I’ve made a list of some excellent resources for you to check out and follow if you aren’t already. Some are heavier on folklore; others are creative works and/or shops based on interaction with folklore and personal experience. All of these creators are native participants OR are engaging from a non-colonial perspective. You ABSOLUTELY can connect with a culture you were not raised in IF you do so respectfully, and these creators do that. So, without further ado and with best holiday wishes, here are some great sites to check out (Bonus! They all have free content, and paid content is more than affordable):
*Any Amazon links are affiliate links, so if you click on them and buy something, I get a little bit from Amazon’s end. It helps me keep this blog going!
Blogs, Books, and Music, Oh, My!
The Irish Folklore blog, written by published scholar Shane Broderick, is a beautifully written and easy-to-read blog centered on Irish folklore. Shane provides cited resources so you can follow up with your own research if you like.
Seo Helrune’s blog is a beautiful mix of folklore and elf-lore with plenty of personal experiences and practical wisdom.
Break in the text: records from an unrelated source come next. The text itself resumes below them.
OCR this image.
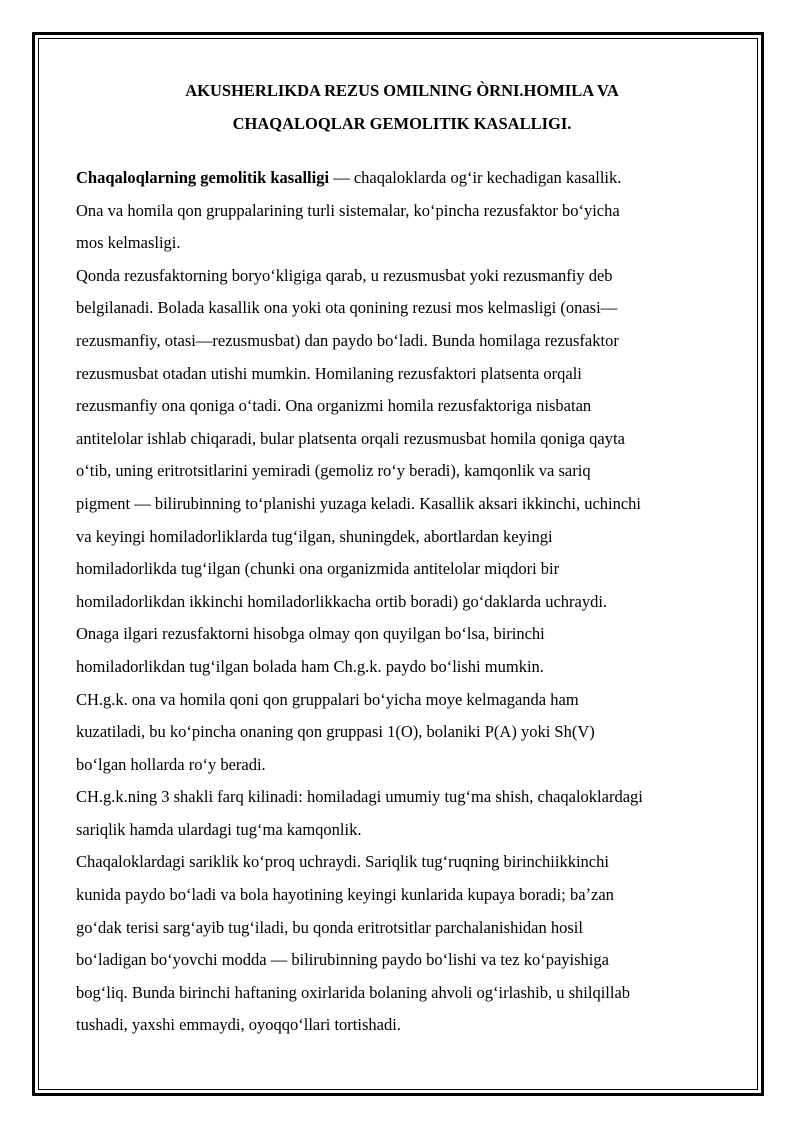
AKUSHERLIKDA REZUS OMILNING ÒRNI.HOMILA VA
CHAQALOQLAR GEMOLITIK KASALLIGI.
Chaqaloqlarning gemolitik kasalligi — chaqaloklarda ogʻir kechadigan kasallik.
Ona va homila qon gruppalarining turli sistemalar, koʻpincha rezusfaktor boʻyicha
mos kelmasligi.
Qonda rezusfaktorning boryoʻkligiga qarab, u rezusmusbat yoki rezusmanfiy deb
belgilanadi. Bolada kasallik ona yoki ota qonining rezusi mos kelmasligi (onasi—
rezusmanfiy, otasi—rezusmusbat) dan paydo boʻladi. Bunda homilaga rezusfaktor
rezusmusbat otadan utishi mumkin. Homilaning rezusfaktori platsenta orqali
rezusmanfiy ona qoniga oʻtadi. Ona organizmi homila rezusfaktoriga nisbatan
antitelolar ishlab chiqaradi, bular platsenta orqali rezusmusbat homila qoniga qayta
oʻtib, uning eritrotsitlarini yemiradi (gemoliz roʻy beradi), kamqonlik va sariq
pigment — bilirubinning toʻplanishi yuzaga keladi. Kasallik aksari ikkinchi, uchinchi
va keyingi homiladorliklarda tugʻilgan, shuningdek, abortlardan keyingi
homiladorlikda tugʻilgan (chunki ona organizmida antitelolar miqdori bir
homiladorlikdan ikkinchi homiladorlikkacha ortib boradi) goʻdaklarda uchraydi.
Onaga ilgari rezusfaktorni hisobga olmay qon quyilgan boʻlsa, birinchi
homiladorlikdan tugʻilgan bolada ham Ch.g.k. paydo boʻlishi mumkin.
CH.g.k. ona va homila qoni qon gruppalari boʻyicha moye kelmaganda ham
kuzatiladi, bu koʻpincha onaning qon gruppasi 1(O), bolaniki P(A) yoki Sh(V)
boʻlgan hollarda roʻy beradi.
CH.g.k.ning 3 shakli farq kilinadi: homiladagi umumiy tugʻma shish, chaqaloklardagi
sariqlik hamda ulardagi tugʻma kamqonlik.
Chaqaloklardagi sariklik koʻproq uchraydi. Sariqlik tugʻruqning birinchiikkinchi
kunida paydo boʻladi va bola hayotining keyingi kunlarida kupaya boradi; baʼzan
goʻdak terisi sargʻayib tugʻiladi, bu qonda eritrotsitlar parchalanishidan hosil
boʻladigan boʻyovchi modda — bilirubinning paydo boʻlishi va tez koʻpayishiga
bogʻliq. Bunda birinchi haftaning oxirlarida bolaning ahvoli ogʻirlashib, u shilqillab
tushadi, yaxshi emmaydi, oyoqqoʻllari tortishadi.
There is also a “Links” section that highlights other creators.
Living Liminally is Morgan Daimler’s blog. I know they are removing a lot of content due to having work stolen (there’s a lot of that going around,) but some resources are still available. Alternatively, you can support Morgan’s Patreon (https://www.patreon.com/morgandaimler) for $1 a month and have access to much more. They are one of the people I go to the most for sources, translations, and personal experience.
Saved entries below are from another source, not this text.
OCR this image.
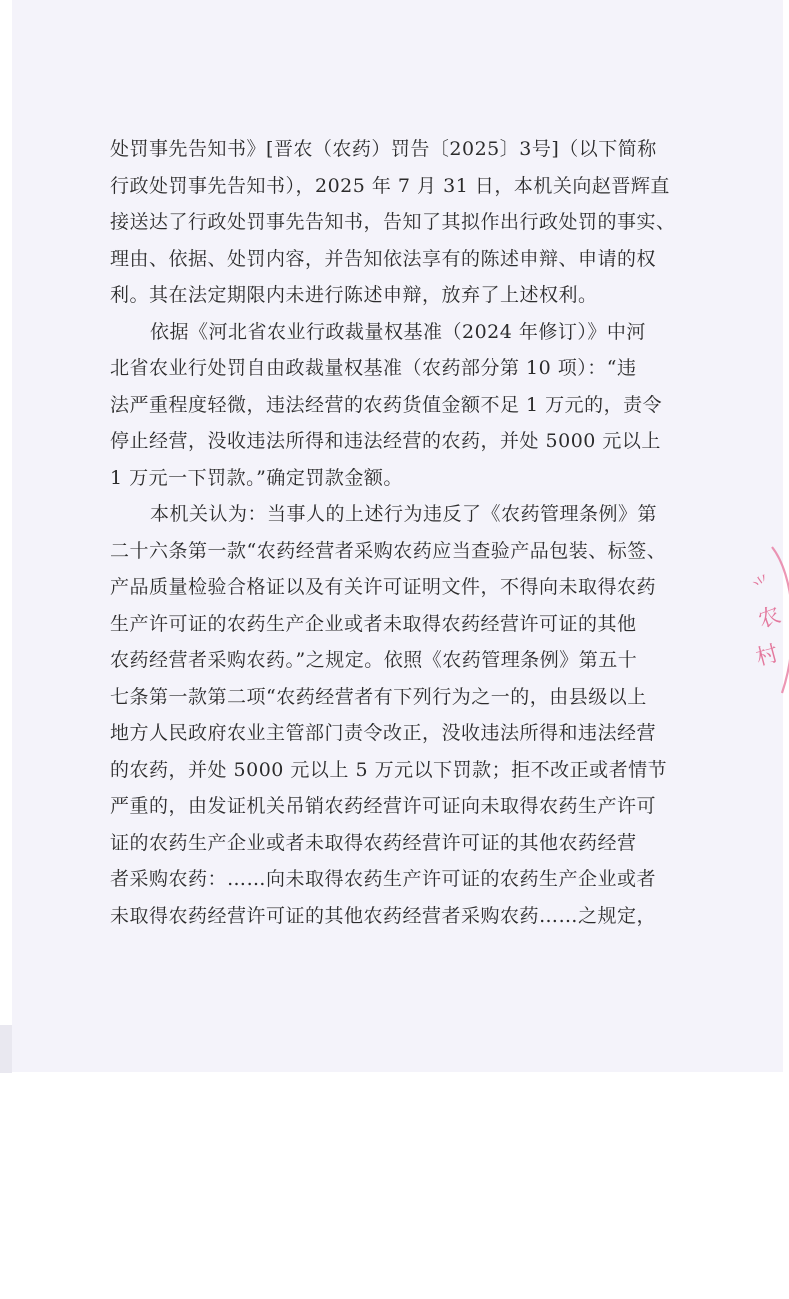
处罚事先告知书》[晋农（农药）罚告〔2025〕3号]（以下简称
行政处罚事先告知书），2025 年 7 月 31 日，本机关向赵晋辉直
接送达了行政处罚事先告知书，告知了其拟作出行政处罚的事实、
理由、依据、处罚内容，并告知依法享有的陈述申辩、申请的权
利。其在法定期限内未进行陈述申辩，放弃了上述权利。
依据《河北省农业行政裁量权基准（2024 年修订）》中河
北省农业行处罚自由政裁量权基准（农药部分第 10 项）：“违
法严重程度轻微，违法经营的农药货值金额不足 1 万元的，责令
停止经营，没收违法所得和违法经营的农药，并处 5000 元以上
1 万元一下罚款。”确定罚款金额。
本机关认为：当事人的上述行为违反了《农药管理条例》第
二十六条第一款“农药经营者采购农药应当查验产品包装、标签、
产品质量检验合格证以及有关许可证明文件，不得向未取得农药
生产许可证的农药生产企业或者未取得农药经营许可证的其他
农药经营者采购农药。”之规定。依照《农药管理条例》第五十
七条第一款第二项“农药经营者有下列行为之一的，由县级以上
地方人民政府农业主管部门责令改正，没收违法所得和违法经营
的农药，并处 5000 元以上 5 万元以下罚款；拒不改正或者情节
严重的，由发证机关吊销农药经营许可证向未取得农药生产许可
证的农药生产企业或者未取得农药经营许可证的其他农药经营
者采购农药：……向未取得农药生产许可证的农药生产企业或者
未取得农药经营许可证的其他农药经营者采购农药……之规定，
⺌
农
村
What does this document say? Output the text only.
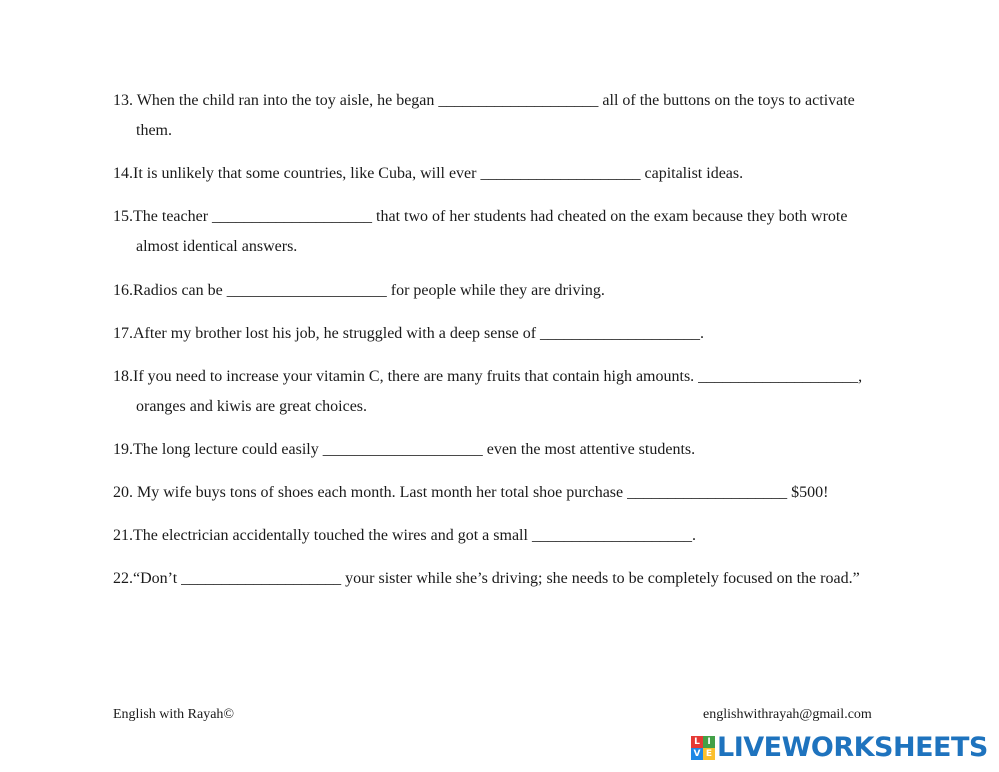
13. When the child ran into the toy aisle, he began ____________________ all of the buttons on the toys to activate
them.
14.It is unlikely that some countries, like Cuba, will ever ____________________ capitalist ideas.
15.The teacher ____________________ that two of her students had cheated on the exam because they both wrote
almost identical answers.
16.Radios can be ____________________ for people while they are driving.
17.After my brother lost his job, he struggled with a deep sense of ____________________.
18.If you need to increase your vitamin C, there are many fruits that contain high amounts. ____________________,
oranges and kiwis are great choices.
19.The long lecture could easily ____________________ even the most attentive students.
20. My wife buys tons of shoes each month. Last month her total shoe purchase ____________________ $500!
21.The electrician accidentally touched the wires and got a small ____________________.
22.“Don’t ____________________ your sister while she’s driving; she needs to be completely focused on the road.”
English with Rayah©	englishwithrayah@gmail.com
L I
V E LIVEWORKSHEETS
Speaking Starlight is a blog written by a friend who focuses on personal accounts and experiences with the Daoine Mhaith. It still has plenty of references to folklore which keeps it grounded. I never get tired of reading it.
Thunder Witch of the Woods is “A Germanic and Slavic Polytheist Blog” full of stories, book reviews, folklore, poetry, and experience.
Whispers in the Twilight is a beautiful mix of fairy lore from Irish, Romanian, and Norse/Germanic cultures. Its author, Daniela Simina, also has a book coming out through Pagan Portals that you can preorder “Where Fairies Meet.”
7 Serendipities is a blog, shop, and divination site. There is folklore, Irish paganism, tarot, and many other great things.
Gentraige, Goltraige, and Súantraige is a new album based on the three strains found in Irish music: joyful, sorrowful, and sleep. You can find more folklore-inspired music and video on the creator’s channel, Fae By Nature.
Irish Pagan School is one of my most recommended resources for anyone wanting to connect with Irish culture, lore, and practice. Some courses are free, scholarships are available, and paid courses are affordable. I will hear no argument on this. I paid over $100k for my education; this school provides all I learned and more. If you’re seeking knowledge, go here. The courses are taught by native Irish (or Irish-adjacent) experts in their field.
Ogham Academy, also run by Lora O’Brien, is a resource for learning about and connecting with the Ogham.